The Martyrs' Plaque in the Cathedral carries the names of two priests who were executed because of their priesthood in Lancaster on this day in 1600: Blessed Robert Nutter and Blessed Edward Thwing.
Blessed Robert Nutter
Canon Billington writes, "[Robert Nutter], a Burnley man, was brother of Ven. John Nutter, who suffered [martyrdom] at Tyburn in 1584, and had himself been prisoner in the Tower about that time. Being sent into banishment, he returned and was then imprisoned at Wisbech from 1587 to 1600. Escaping, he went to Lancashire, where he was captured a tird time, sent to the assizes, and executed. 'He was a man of strong body but of a stronger soul, who rather despised than conquered death; and went before his companion to the gallows with as much cheerfulness and joy as if he had been going to a feast, to the astonishment of the spectators.' "
Blessed Edward Thwing
"Thwing was of a Yorkshire family, a man of admirable meekness and patience, suffering long with a painful infirmity.
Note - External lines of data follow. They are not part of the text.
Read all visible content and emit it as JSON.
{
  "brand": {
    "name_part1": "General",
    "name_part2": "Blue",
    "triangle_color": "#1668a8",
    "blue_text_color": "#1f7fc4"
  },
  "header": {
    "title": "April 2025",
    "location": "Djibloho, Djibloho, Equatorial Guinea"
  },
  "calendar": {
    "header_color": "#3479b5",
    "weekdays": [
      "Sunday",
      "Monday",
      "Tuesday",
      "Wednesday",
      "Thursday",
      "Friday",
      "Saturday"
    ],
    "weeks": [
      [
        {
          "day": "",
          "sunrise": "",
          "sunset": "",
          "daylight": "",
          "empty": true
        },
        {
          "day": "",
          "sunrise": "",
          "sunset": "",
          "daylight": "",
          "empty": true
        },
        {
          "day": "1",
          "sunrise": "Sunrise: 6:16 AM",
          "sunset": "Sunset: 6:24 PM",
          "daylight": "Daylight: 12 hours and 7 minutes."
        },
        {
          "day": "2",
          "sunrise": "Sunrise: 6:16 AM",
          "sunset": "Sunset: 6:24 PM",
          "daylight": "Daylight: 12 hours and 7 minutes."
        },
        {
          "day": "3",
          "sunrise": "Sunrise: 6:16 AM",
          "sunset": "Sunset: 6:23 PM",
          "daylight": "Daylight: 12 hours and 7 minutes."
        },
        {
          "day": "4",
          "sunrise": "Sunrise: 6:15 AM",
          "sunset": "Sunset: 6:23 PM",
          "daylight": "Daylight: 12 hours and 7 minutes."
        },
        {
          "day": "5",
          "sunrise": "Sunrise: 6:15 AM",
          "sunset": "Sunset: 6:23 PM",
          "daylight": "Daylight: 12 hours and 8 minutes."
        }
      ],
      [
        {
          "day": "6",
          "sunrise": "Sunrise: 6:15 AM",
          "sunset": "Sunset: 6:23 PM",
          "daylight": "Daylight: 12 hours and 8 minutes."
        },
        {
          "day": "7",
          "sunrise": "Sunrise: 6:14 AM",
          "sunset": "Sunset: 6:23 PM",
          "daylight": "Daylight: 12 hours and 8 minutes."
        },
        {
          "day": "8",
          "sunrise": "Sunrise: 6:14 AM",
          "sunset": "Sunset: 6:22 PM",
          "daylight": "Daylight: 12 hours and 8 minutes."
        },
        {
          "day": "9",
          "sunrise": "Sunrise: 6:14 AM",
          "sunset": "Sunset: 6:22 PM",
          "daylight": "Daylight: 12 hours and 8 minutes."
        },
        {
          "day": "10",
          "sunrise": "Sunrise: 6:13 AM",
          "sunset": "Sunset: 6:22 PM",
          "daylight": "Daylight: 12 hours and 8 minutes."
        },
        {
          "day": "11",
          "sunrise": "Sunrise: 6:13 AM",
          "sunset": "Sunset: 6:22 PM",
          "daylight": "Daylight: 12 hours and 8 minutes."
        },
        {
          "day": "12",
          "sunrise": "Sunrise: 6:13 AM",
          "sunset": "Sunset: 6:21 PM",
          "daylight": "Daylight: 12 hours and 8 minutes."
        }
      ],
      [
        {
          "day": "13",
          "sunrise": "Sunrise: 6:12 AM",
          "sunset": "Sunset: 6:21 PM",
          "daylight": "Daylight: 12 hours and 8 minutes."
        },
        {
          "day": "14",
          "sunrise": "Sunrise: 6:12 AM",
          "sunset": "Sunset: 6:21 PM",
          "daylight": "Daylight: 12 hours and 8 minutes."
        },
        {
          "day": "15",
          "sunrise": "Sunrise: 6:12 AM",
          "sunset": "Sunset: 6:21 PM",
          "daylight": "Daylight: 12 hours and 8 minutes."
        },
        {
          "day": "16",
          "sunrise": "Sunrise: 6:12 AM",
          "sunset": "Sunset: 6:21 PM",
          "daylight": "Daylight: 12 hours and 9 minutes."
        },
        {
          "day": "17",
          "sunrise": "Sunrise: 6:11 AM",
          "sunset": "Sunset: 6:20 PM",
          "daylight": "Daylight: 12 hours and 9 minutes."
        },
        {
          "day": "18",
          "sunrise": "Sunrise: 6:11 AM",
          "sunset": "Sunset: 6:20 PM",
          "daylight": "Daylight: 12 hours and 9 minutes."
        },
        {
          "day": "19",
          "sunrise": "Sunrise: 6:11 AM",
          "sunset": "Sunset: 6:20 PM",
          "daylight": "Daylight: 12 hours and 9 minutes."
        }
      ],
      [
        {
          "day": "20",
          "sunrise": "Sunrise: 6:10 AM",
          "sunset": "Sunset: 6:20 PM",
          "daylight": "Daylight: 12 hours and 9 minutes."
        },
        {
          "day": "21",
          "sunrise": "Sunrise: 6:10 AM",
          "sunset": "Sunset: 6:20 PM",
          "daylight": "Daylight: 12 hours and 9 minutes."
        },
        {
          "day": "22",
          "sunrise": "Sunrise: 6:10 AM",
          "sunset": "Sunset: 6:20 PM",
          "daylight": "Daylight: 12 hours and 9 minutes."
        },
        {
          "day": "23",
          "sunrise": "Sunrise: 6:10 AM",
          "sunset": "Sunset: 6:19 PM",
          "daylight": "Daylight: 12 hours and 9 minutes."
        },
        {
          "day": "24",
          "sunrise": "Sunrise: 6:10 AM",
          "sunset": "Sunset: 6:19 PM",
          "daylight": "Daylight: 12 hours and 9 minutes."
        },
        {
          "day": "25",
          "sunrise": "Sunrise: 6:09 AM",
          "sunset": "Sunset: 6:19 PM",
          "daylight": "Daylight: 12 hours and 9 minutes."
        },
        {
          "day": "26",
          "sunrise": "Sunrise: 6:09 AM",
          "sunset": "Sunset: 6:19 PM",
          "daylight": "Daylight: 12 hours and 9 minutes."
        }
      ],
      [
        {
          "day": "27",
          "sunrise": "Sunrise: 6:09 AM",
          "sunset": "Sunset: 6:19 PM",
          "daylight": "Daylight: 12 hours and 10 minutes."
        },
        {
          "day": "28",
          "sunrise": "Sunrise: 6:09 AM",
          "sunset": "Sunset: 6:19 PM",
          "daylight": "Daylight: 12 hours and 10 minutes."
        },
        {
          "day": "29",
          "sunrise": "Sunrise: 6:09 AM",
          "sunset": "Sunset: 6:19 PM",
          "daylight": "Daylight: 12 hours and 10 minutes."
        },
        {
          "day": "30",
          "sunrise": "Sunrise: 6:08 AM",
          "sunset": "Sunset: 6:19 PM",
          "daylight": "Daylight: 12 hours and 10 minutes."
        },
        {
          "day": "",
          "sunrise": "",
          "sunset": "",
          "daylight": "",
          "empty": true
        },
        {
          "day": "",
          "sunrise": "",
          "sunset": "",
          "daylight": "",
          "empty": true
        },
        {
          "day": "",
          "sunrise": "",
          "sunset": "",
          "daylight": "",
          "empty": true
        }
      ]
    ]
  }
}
He was sent to the English mission in 1597, and laboured diligently till his arrest in 1600. He was condemned, and suffered with great constancy." Canon Billington then goes on to quote two letters written by Edward Thwing to Dr. Worthington, the president of the seminary at Douai; the letters were earlier published by historian Bishop Challoner. This short extract is very revealing: "This day the judges come to Lancaster, where I am in expectation of a happy death, if it so please God Almighty... I shall, if God makes me worthy, conclude an unhappy life with a most happy death... From Lancaster castle, the 21st day of July this holy year 1600."